Comment author: singularitard 21 October 2014 06:48:14PM 1 point [-]

Based on the phrase "change which charities I donate to" I had assumed he or she was already donating to multiple charities, presumably including action in subsaharan africa.

Also can you explain the "magnitude" thing? I'm not sure I follow your definition of "effectiveness".

Comment author: ChristianKl 15 October 2014 01:20:25PM 1 point [-]

While Givewell does recommend one charity that focuses on direct cash transfer not every charity recommended by Givewell does and Givewell analyses Charities in detail, so even if you don't agree with their conclusion reading their analysis of a particular charity can help you evaluate the charity.

Comment author: singularitard 21 October 2014 06:45:14PM 0 points [-]

They don't publish very long write-ups, it's more like a checklist of their particular criteria.

Comment author: Douglas_Knight 15 October 2014 02:25:06AM 6 points [-]

It's really hard to measure lasting improvements, which does bias the choice of interventions Givewell considers, but they endorse direct transfers because it has been shown to be more effective at lasting improvements than other things they've considered.

Comment author: singularitard 21 October 2014 06:44:26PM *  0 points [-]

You might be (probably are not) right, but it is definitely something that requires research instead of just taking their word for it.

Comment author: slutbunwaller 14 October 2014 05:38:37PM *  1 point [-]

I posted this last week but was too late to get any responses, so I'm reposting:

I want to change which charities I donate to, and am looking for transparent, accountable, secular (or at least non-evangelical) Canadian charities that promote democracy, social reform, infrastructure building, rationality, humanism, education, scientific progress, similar principles. Any suggestions for charities worth investigating, or at least a group/organization/website that can help me find what I'm looking for? In the past I haven't properly researched this sort of thing so I'm short on resources.

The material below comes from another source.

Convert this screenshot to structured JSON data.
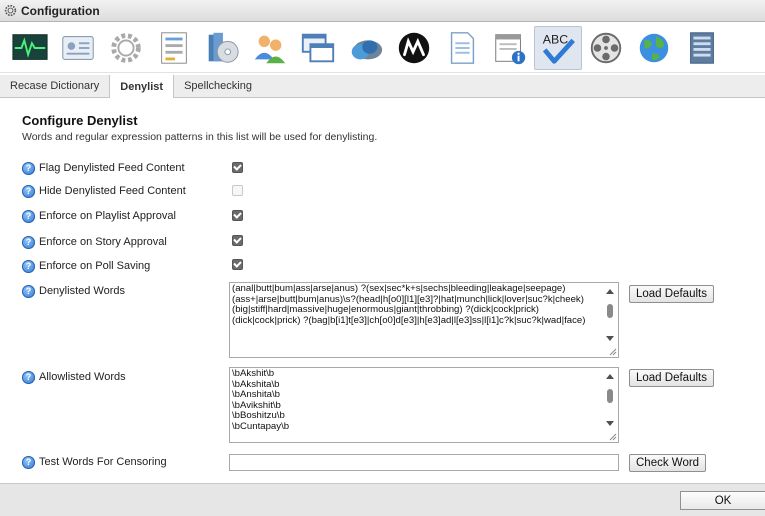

So far I've taken a closer look at Oxfam and Doctors Without Borders

(I might remind one of you that disagreement isn't grounds for downvoting all my posts)

Comment author: singularitard 21 October 2014 06:43:30PM 2 points [-]

Amnesty, UNICEF, Bill and Linda Gates Foundation, as far as mainstream charities go. I believe they all have specific Canadian divisions if you are worried about tax reasons.

Some others you might check out are Canadian Centre for Policy Alternatives, Canada Without Poverty, Equiterre, Canadian Council For International Cooperation, Tides Canada, CoDevelopment. I had a longer list but misplaced it.

I also strongly suggest you research each charity on your own instead of depending on whether or not a ranking website tells you it is good.